Hence, the Rawiya collective, a photography cooperative made up of six female photographers from across the Middle East, who’ve pooled their resources, contacts and talents to not only strengthen their work, but to also expand their reach.
The photographers—Tamara Abdul Hadi (currently in Beirut), Laura Boushnak (currently in Sarajevo), Tanya Habjouqa (currently in East Jerusalem), Dalia Khamissy (currently in Beirut), Newsha Tavakolian (currently in Tehran) and Myriam Abdelaziz (currently in Cairo) – had each previously built careers shooting across the region, working the hard news cycles for various publications. However, the women felt that important social and political stories were still going unseen and wanted a platform to share them.
So when Tavakolian first approached Abdul Hadi and Khamissy during a trip to Beirut in 2009 with the idea of forming the collective, the women were enthusiastic. Boushnak and Habjouqa were asked to join the group soon after and in August 2011, Abdelaziz, whose work covering the Egyptian revolutions was admired by the other women, also joined the collective. The women spent long nights in Beirut cafes and chatting over Skype, discussing their vision.

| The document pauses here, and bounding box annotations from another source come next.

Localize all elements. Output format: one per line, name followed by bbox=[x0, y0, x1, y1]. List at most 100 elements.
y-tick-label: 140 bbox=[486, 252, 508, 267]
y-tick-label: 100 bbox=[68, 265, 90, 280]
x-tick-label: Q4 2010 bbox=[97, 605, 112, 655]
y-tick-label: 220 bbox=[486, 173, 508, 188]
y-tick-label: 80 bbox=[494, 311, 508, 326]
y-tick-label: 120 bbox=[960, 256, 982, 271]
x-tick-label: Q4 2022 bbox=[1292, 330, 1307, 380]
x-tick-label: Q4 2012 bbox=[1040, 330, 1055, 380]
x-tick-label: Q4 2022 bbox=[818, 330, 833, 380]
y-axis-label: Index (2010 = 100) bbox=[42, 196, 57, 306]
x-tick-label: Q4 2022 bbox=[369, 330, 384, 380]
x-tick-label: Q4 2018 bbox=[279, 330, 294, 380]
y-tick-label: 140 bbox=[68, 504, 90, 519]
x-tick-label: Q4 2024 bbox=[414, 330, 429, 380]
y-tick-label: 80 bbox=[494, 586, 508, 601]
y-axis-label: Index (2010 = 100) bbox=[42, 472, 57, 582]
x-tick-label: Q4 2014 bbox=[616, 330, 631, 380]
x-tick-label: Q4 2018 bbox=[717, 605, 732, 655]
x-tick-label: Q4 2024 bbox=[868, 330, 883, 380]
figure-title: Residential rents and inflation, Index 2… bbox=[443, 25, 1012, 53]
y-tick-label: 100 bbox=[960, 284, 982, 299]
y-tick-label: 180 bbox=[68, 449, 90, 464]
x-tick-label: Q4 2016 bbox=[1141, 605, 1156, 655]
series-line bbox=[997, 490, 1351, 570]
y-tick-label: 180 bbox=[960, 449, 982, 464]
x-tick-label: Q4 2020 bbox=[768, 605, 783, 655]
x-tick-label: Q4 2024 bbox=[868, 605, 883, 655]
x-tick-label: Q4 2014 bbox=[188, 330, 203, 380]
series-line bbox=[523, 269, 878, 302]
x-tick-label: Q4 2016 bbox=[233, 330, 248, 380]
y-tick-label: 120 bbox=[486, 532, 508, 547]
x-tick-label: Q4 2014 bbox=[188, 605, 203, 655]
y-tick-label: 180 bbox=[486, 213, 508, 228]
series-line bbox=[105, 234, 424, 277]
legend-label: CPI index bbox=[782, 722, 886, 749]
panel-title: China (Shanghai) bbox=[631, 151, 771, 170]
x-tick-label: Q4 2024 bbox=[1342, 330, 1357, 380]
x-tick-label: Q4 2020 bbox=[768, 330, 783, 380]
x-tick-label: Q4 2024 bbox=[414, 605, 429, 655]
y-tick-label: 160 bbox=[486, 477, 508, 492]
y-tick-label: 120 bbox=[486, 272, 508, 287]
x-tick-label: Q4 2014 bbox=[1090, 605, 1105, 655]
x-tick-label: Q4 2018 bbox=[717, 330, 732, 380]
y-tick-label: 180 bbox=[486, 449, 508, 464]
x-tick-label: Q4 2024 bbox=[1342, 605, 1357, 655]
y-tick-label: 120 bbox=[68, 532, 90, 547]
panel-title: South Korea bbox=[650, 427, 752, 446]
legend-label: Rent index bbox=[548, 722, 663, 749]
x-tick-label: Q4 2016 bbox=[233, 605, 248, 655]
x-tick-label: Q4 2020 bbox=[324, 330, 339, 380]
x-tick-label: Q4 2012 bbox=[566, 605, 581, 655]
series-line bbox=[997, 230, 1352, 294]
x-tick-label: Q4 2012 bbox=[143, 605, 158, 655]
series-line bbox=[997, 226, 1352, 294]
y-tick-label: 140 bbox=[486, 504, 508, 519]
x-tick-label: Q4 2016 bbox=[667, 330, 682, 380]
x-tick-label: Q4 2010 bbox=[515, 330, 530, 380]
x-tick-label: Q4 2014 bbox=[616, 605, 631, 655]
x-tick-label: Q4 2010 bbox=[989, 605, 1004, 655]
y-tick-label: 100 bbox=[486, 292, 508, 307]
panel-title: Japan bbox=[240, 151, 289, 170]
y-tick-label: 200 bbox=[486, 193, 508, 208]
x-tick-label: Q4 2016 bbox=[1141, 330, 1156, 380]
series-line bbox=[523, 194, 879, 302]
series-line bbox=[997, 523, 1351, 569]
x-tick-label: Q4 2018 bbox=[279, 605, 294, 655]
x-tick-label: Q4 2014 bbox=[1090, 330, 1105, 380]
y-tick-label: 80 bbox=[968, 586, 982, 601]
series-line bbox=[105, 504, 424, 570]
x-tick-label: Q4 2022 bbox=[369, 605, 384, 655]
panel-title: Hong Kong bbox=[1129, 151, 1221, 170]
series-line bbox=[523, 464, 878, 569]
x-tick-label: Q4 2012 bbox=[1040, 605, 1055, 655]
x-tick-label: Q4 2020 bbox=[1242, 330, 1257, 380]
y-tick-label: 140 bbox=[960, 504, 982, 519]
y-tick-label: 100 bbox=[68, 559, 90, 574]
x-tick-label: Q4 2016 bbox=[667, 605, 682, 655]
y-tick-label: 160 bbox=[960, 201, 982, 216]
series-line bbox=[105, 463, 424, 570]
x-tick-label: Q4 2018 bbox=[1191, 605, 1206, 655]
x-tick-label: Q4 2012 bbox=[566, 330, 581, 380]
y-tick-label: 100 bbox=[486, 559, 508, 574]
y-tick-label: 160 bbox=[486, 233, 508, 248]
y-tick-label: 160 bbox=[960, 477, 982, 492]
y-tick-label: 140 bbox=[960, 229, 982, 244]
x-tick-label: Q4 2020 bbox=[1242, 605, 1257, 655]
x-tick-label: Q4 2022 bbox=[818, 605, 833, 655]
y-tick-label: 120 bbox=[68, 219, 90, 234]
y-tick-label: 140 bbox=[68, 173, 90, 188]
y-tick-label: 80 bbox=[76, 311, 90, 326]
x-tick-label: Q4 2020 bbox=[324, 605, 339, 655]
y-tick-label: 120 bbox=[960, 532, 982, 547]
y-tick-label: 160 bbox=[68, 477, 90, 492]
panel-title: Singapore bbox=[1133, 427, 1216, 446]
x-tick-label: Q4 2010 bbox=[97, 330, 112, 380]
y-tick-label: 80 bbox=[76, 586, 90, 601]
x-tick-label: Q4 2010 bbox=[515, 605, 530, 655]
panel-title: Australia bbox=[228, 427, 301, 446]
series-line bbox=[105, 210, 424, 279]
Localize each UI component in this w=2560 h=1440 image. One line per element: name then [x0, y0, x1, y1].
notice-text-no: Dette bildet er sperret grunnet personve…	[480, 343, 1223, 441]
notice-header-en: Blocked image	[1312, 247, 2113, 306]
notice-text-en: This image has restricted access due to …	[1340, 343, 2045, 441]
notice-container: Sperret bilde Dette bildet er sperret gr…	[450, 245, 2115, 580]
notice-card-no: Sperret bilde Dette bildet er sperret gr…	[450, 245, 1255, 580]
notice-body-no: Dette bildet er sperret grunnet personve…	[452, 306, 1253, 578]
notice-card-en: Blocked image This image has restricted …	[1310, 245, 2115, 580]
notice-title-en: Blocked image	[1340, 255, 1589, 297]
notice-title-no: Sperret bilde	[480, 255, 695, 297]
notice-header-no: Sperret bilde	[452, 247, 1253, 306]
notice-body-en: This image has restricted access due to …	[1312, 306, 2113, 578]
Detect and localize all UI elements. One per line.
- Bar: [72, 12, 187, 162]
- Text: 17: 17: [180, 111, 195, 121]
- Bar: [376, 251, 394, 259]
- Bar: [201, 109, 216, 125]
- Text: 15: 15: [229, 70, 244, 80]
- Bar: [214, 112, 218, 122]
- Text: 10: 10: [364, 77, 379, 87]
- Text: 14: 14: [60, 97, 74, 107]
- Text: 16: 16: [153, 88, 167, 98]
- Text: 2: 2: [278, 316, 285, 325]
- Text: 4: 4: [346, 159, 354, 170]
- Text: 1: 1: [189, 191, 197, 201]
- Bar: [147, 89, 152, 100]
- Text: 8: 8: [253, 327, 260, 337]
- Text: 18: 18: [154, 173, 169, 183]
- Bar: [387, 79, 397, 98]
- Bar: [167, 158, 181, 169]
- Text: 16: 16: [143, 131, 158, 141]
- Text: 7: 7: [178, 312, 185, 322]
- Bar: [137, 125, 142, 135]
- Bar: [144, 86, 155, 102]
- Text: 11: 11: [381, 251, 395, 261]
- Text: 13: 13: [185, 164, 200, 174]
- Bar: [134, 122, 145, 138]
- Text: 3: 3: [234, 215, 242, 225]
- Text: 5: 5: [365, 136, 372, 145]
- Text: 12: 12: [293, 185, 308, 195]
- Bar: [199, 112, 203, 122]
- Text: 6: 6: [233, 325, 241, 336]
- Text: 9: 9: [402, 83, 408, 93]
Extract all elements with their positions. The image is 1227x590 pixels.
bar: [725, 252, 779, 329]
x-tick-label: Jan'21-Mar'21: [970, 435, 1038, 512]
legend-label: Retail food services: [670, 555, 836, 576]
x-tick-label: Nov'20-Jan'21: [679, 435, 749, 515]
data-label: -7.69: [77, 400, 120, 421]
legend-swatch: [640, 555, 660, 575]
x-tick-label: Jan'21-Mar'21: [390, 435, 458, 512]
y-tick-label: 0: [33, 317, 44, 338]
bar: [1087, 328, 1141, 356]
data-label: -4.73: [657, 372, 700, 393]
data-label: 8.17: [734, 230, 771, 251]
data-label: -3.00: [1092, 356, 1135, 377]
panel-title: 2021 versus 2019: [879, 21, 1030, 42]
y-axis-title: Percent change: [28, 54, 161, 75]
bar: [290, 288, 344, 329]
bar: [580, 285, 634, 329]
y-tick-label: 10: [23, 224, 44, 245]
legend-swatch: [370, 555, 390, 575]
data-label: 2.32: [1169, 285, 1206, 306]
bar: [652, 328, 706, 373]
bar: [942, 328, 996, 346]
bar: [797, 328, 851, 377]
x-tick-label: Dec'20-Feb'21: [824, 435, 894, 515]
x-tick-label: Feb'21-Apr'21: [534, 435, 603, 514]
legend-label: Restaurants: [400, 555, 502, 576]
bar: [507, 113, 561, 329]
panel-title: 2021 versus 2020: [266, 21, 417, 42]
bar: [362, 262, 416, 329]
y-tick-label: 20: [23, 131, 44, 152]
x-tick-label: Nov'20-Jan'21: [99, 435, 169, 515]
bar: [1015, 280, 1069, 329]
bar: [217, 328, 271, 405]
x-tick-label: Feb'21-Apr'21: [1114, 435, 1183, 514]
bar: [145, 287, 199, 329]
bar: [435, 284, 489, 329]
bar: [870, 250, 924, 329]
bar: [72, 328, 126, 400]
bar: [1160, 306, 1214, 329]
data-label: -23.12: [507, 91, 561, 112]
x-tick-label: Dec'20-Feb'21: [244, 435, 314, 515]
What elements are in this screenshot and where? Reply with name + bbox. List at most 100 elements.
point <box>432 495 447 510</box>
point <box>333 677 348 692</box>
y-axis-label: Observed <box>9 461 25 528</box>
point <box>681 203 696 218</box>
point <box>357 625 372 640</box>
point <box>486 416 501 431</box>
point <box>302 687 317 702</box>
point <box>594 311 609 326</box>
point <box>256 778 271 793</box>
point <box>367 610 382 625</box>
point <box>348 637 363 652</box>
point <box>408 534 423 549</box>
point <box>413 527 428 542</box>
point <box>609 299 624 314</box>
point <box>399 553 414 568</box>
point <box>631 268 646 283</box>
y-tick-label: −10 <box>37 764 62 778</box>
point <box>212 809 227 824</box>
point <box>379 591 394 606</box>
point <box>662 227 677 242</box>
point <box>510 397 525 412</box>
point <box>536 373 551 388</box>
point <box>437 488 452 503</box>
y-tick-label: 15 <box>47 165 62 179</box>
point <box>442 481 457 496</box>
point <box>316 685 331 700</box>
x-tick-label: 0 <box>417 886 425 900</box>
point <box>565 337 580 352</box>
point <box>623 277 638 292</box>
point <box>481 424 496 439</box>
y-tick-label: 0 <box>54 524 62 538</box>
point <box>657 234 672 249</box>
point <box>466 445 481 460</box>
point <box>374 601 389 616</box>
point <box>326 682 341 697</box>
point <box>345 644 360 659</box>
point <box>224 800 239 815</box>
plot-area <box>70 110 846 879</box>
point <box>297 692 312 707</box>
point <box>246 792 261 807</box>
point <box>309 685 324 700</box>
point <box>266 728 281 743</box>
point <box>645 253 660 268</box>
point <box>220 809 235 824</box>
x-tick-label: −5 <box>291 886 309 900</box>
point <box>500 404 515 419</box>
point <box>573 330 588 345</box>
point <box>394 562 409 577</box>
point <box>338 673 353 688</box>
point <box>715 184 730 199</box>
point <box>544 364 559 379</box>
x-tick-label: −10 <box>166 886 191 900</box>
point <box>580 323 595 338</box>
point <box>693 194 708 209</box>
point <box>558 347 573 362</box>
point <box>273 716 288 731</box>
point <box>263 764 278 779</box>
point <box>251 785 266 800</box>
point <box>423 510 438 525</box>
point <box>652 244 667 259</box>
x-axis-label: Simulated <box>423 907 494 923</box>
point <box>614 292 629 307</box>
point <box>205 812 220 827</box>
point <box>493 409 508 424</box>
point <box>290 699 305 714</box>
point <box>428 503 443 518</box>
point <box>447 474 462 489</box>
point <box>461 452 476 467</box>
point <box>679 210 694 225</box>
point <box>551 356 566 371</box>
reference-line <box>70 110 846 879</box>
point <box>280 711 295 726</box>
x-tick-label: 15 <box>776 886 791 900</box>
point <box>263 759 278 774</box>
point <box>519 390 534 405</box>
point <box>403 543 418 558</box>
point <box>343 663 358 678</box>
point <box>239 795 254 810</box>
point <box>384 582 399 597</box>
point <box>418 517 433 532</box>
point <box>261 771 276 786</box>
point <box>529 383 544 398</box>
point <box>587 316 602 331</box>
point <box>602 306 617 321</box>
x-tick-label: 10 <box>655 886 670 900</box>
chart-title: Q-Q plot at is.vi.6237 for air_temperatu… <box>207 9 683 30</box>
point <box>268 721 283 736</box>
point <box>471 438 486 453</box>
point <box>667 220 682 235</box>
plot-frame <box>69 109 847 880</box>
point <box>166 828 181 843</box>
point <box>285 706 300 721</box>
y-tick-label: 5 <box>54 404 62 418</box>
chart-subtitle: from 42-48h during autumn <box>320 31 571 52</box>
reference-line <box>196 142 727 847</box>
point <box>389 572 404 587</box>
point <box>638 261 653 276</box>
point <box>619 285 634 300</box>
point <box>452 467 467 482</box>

The focus of Rawiya – which means “she who tells a story” in Arabic – is on capturing the region’s social and political issues as well as its stereotypes through photo essays and long-term projects. Unsurprisingly, this has translated into a body of work that spans the spectrum of subjects from dancers to displaced citizens to drag queens. The images are powerful and, thanks to the already extending reach of the group, now garnering an audience.
Rawiya made its official debut at the Format Festival in Derby, U.K. this March and the women say they’ve already benefited from exhibiting as a group. They went on to showcase their work at the Empty Quarter Gallery in Beirut, which led to invitations to exhibit in Greece and Kuwait. Because each woman brings a new region and issue to the collective table, they all benefit from one another’s audience.
In addition, being the first cooperative of its kind from the Middle East – with only female photographers – has provided the women with an extra bump in prominence. Of course, being female in a male-dominant industry isn’t without its challenges, yet the women insist that their gender hasn’t hindered their work. “When people ask me if it is more challenging being a female photographer in this region than a male photographer I usually answer ‘no,’” Abdul Hadi told TIME in an email. “I personally have had access to places a male photographer wouldn’t, which ends up being more of an advantage.”
The women hope to capitalize on that advantage and have plans to eventually expand the collective, hoping to work with other female photographers from across the region whose work they admire. Because that’s another way the collective has strengthened one another’s work: by inspiring it.